Sri Mulyani: 43 Persen Negara di Dunia Jatuh Resesi 2023
Menteri Keuangan (Menkeu) Sri Mulyani Indrawati mengatakan sesuai instruksi Presiden Joko Widodo (Jokowi) tahun 2023 harus optimis namun tetap waspada. Catatan ini disampaikan karena sepertiga dunia akan mengalami resesi.
"Tantangan 2023 instruksi dari presiden harus optimis tapi waspada. Optimis karena pencapaian kita luar biasa di 2022. Aaspada karena tahun 2023 sepertiga dunia akan mengalami resesi atau 43 persen negara akan mengalami resesi menurut proyeksi IMF," kata Menkeu dalam Keterangan Pers Menteri terkait Sidang Kabinet Paripurna yang dipantau secara daring di Jakarta, Senin (16/1/2023).
Oleh karena itu, Sri Mulyani menegaskan harus menjaga momentum pemulihan. Untuk belanja 2023 terutama belanja ketahanan pangan dialokasikan Rp 104,2 triliun.
Kemudian, belanja di sektor sosial, perlindungan sosial Rp 476 triliun ini sama atau setara dengan apa yang dibelanjakan tahun lalu. Anggaran ini untuk melindungi masyarakat dari guncangan dan untuk menjaga agar produksi energi bisa ditangani.
Advertisement
Belanja Pemilu
Sama halnya dengan infrastuktur, disediakan alokasi sebesar Rp 392 triliun. Sedangkan, belanja untuk kesehatan Rp 178 itu untuk non covid. Untuk pendidikan dialokasikan Rp 612 triliun.

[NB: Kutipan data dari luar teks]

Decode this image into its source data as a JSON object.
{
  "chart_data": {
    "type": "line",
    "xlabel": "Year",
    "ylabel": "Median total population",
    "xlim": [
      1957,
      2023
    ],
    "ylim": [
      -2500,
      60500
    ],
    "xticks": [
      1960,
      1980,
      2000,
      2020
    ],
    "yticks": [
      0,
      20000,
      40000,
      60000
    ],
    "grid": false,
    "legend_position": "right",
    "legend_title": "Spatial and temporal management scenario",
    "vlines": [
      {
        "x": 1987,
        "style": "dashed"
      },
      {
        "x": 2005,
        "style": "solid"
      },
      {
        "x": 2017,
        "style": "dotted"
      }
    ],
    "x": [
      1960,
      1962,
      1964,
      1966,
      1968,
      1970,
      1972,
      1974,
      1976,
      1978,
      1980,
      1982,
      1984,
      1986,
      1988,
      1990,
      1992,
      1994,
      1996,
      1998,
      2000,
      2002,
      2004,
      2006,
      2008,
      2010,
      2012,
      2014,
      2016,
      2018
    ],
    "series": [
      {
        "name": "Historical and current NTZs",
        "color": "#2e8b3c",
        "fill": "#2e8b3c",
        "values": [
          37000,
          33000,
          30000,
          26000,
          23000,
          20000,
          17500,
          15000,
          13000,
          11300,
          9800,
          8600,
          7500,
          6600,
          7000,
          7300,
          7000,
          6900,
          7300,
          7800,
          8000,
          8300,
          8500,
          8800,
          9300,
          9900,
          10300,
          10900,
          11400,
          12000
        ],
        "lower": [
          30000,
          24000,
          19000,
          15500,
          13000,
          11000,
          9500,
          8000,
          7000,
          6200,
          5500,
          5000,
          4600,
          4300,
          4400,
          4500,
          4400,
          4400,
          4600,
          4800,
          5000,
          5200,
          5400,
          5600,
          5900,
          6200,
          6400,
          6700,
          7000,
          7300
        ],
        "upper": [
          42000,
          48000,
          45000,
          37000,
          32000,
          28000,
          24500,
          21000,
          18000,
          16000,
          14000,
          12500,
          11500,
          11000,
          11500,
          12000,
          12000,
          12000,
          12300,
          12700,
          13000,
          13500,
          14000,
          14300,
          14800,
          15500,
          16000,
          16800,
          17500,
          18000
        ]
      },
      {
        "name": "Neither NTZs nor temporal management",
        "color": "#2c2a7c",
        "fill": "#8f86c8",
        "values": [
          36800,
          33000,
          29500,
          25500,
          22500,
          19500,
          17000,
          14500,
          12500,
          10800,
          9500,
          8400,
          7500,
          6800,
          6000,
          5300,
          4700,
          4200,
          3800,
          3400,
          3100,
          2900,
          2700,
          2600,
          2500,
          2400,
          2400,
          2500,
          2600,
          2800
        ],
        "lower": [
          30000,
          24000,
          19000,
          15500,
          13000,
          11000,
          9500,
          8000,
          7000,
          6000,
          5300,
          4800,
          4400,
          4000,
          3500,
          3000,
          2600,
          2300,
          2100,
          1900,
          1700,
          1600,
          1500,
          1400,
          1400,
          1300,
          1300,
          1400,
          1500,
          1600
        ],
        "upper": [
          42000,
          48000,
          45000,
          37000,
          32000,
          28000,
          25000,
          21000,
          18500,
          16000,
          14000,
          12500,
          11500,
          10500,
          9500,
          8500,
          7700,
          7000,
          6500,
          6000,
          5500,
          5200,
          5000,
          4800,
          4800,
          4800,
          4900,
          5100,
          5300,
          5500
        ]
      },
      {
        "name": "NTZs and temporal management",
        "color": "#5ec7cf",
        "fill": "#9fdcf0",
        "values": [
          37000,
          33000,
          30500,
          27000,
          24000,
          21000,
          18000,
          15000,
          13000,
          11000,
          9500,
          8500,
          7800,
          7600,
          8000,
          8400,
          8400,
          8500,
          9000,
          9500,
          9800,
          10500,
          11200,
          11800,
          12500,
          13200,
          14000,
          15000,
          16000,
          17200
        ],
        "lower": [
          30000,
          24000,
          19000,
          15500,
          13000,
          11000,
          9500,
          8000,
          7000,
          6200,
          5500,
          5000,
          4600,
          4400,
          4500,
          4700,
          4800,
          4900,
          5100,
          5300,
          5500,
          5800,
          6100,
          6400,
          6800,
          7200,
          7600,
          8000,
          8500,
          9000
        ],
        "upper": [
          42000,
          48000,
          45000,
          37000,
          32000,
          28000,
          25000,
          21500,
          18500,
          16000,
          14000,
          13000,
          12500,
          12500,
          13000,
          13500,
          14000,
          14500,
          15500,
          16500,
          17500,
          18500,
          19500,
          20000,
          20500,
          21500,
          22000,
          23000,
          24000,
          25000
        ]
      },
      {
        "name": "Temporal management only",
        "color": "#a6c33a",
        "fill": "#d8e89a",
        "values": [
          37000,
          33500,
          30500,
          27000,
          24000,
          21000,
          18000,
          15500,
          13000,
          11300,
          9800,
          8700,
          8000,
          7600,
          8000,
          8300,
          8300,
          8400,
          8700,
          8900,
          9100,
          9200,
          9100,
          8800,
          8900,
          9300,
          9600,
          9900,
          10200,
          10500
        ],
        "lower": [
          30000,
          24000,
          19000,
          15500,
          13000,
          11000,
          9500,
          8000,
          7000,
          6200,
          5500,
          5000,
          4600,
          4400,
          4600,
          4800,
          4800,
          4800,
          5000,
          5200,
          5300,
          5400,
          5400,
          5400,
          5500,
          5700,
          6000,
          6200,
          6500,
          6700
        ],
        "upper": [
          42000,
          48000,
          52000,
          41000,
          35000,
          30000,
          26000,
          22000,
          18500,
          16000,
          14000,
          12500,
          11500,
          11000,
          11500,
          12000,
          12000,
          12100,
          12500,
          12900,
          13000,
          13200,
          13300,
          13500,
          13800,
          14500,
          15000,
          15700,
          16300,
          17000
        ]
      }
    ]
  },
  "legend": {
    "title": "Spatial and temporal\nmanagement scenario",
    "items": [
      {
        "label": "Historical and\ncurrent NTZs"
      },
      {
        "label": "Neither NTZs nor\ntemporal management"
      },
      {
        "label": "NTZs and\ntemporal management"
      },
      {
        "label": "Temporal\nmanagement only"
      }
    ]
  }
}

Sementara, tahun 2023 Pemerintah tetap membelanjakan untuk proses Pemilu sebesar Rp 21,68 triliun dan juga untuk belanja dalam rangka mempersiapkan IKN Rp 23,9 triliun terutama untuk infrastrukturnya Rp 21 triliun.
"Itu lah belanja penting di tahun 2023 yang sangat diharapkan bisa menjaga ekonomi Indonesia dari ancaman guncangan yang terjadi pada di sisi global, baik kenaikan harga inflasi maupun perlemahan ekonomi dari negara lain," pungkas Menkeu.